Environment Variables

*Recommended value*

*Function description*

unset XPU_DUMMY_EVENT

*Unsets* XPU_DUMMY_EVENT variable, usually done to ensure real XPU events are used for synchronization and performance measurement.

export XPU_VISIBLE_DEVICES

0,1,2,3,4,5,6,7

*Specify visible XPU Devices*. Here, 8 devices (0 to 7) are specified for inference tasks. This is required for multi-card or distributed inference.

export XPU_USE_MOE_SORTED_THRES

1

Enables the Moe Model *Sort Optimization*.Setting to 1 usually enables this performance optimization.

export XFT_USE_FAST_SWIGLU

1

Enables the *Fast SwiGLU Ops*. SwiGLU is a common activation function, and enabling this accelerates model inference.

export XPU_USE_FAST_SWIGLU

1

Enables the *Fast SwiGLU Ops*. Similar to XFT_USE_FAST_SWIGLU, this enables the fast SwiGLU calculation in Fused MoE Fusion Ops.

export XMLIR_CUDNN_ENABLED

1

Enables XMLIR (an intermediate representation/compiler) to use the *cuDNN compatible/optimized path* (which may map to corresponding XPU optimized libraries in the KunlunCore environment).

export XPU_USE_DEFAULT_CTX

1

Sets the XPU to use the default context. Typically used to simplify environment configuration and ensure runtime consistency.

export XMLIR_FORCE_USE_XPU_GRAPH

1

*Forces the enablement of XPU Graph mode.*. This can capture and optimize the model execution graph, significantly boosting inference performance.

export VLLM_HOST_IP

$(hostname -i)

*Sets the host IP address for the vLLM service*. This uses a shell command to dynamically get the current host’s internal IP. It’s used for inter-node communication in a distributed environment.

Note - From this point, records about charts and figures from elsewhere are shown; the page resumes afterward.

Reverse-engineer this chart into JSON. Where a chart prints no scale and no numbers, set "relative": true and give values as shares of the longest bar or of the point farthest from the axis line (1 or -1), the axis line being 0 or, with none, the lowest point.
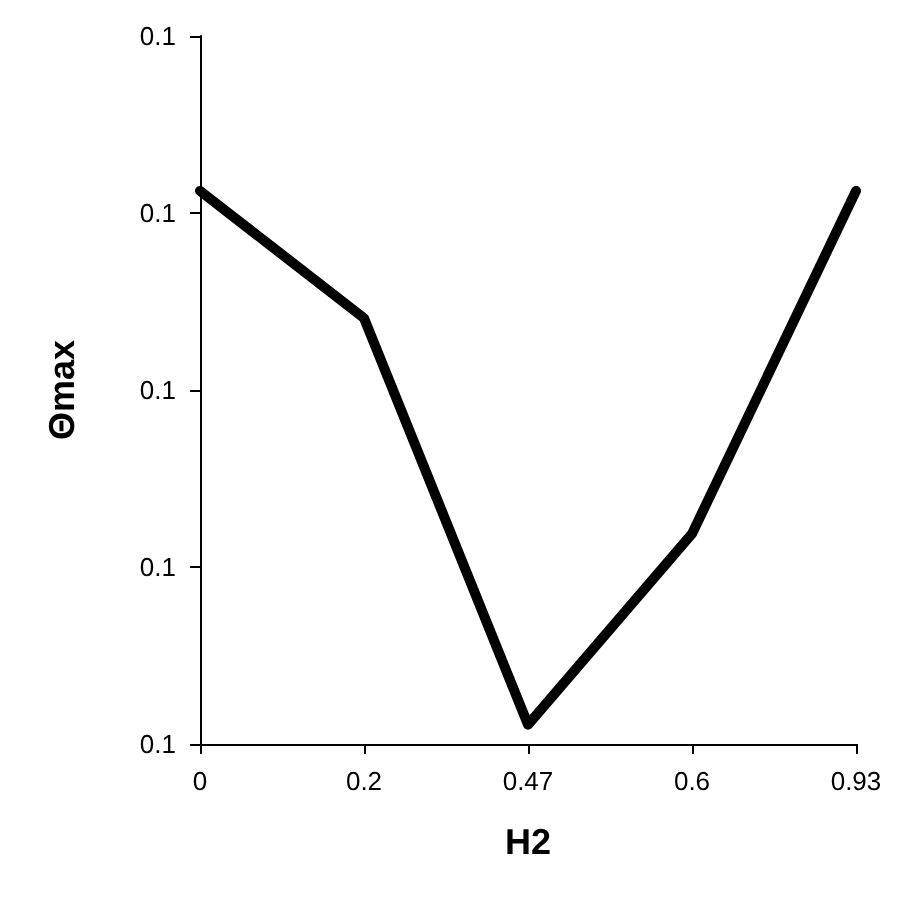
{
  "chart_data": {
    "type": "line",
    "xlabel": "H2",
    "ylabel": "Θmax",
    "categories": [
      "0",
      "0.2",
      "0.47",
      "0.6",
      "0.93"
    ],
    "series": [
      {
        "color": "#000000",
        "values": [
          1,
          0.77,
          0.035,
          0.38,
          1
        ]
      }
    ],
    "relative": true,
    "annotations": [
      "0.1",
      "0.1",
      "0.1",
      "0.1",
      "0.1"
    ],
    "grid": false,
    "marker": "none",
    "line_style": "solid"
  }
}
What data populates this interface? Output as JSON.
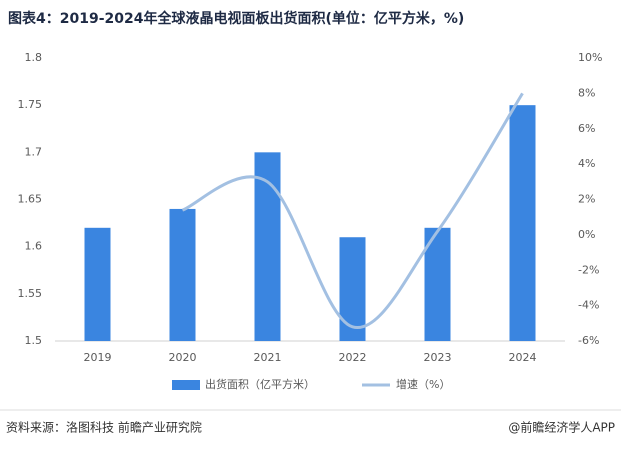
{
  "chart_data": {
    "type": "bar_line",
    "title": "图表4：2019-2024年全球液晶电视面板出货面积(单位：亿平方米，%)",
    "categories": [
      "2019",
      "2020",
      "2021",
      "2022",
      "2023",
      "2024"
    ],
    "series": [
      {
        "name": "出货面积（亿平方米）",
        "color": "#3a85e0",
        "type": "bar",
        "values": [
          1.62,
          1.64,
          1.7,
          1.61,
          1.62,
          1.75
        ]
      },
      {
        "name": "增速（%）",
        "color": "#a3c0e2",
        "type": "line",
        "axis": "y2",
        "values": [
          null,
          1.4,
          3.0,
          -5.2,
          0.2,
          8.0
        ]
      }
    ],
    "ylim": [
      1.5,
      1.8
    ],
    "yticks": [
      1.5,
      1.55,
      1.6,
      1.65,
      1.7,
      1.75,
      1.8
    ],
    "y2lim": [
      -6,
      10
    ],
    "y2ticks": [
      {
        "value": -6,
        "label": "-6%"
      },
      {
        "value": -4,
        "label": "-4%"
      },
      {
        "value": -2,
        "label": "-2%"
      },
      {
        "value": 0,
        "label": "0%"
      },
      {
        "value": 2,
        "label": "2%"
      },
      {
        "value": 4,
        "label": "4%"
      },
      {
        "value": 6,
        "label": "6%"
      },
      {
        "value": 8,
        "label": "8%"
      },
      {
        "value": 10,
        "label": "10%"
      }
    ],
    "source": "资料来源：洛图科技 前瞻产业研究院",
    "credit": "@前瞻经济学人APP"
  }
}
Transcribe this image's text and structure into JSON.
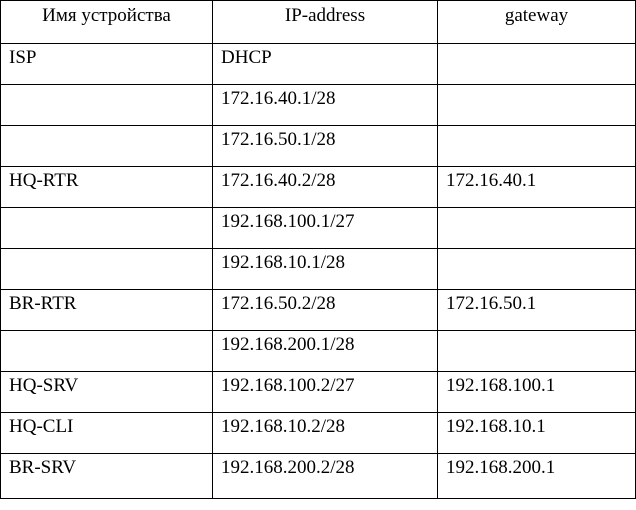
{
  "table": {
    "headers": [
      "Имя устройства",
      "IP-address",
      "gateway"
    ],
    "rows": [
      [
        "ISP",
        "DHCP",
        ""
      ],
      [
        "",
        "172.16.40.1/28",
        ""
      ],
      [
        "",
        "172.16.50.1/28",
        ""
      ],
      [
        "HQ-RTR",
        "172.16.40.2/28",
        "172.16.40.1"
      ],
      [
        "",
        "192.168.100.1/27",
        ""
      ],
      [
        "",
        "192.168.10.1/28",
        ""
      ],
      [
        "BR-RTR",
        "172.16.50.2/28",
        "172.16.50.1"
      ],
      [
        "",
        "192.168.200.1/28",
        ""
      ],
      [
        "HQ-SRV",
        "192.168.100.2/27",
        "192.168.100.1"
      ],
      [
        "HQ-CLI",
        "192.168.10.2/28",
        "192.168.10.1"
      ],
      [
        "BR-SRV",
        "192.168.200.2/28",
        "192.168.200.1"
      ]
    ]
  }
}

export XMLIR_ENABLE_MOCK_TORCH_COMPILE

false

*Disable Mock Torch Compile Function*. Set to false to ensure the actual compilation and optimization flow is used, rather than mock mode.

FUSED_QK_ROPE_OP

0

*Control whether to use the Fused QK-Norm and RoPE implementation*. Default is 0 (use original/standard RoPE). Setting to 1 may be used to enable QWEN3.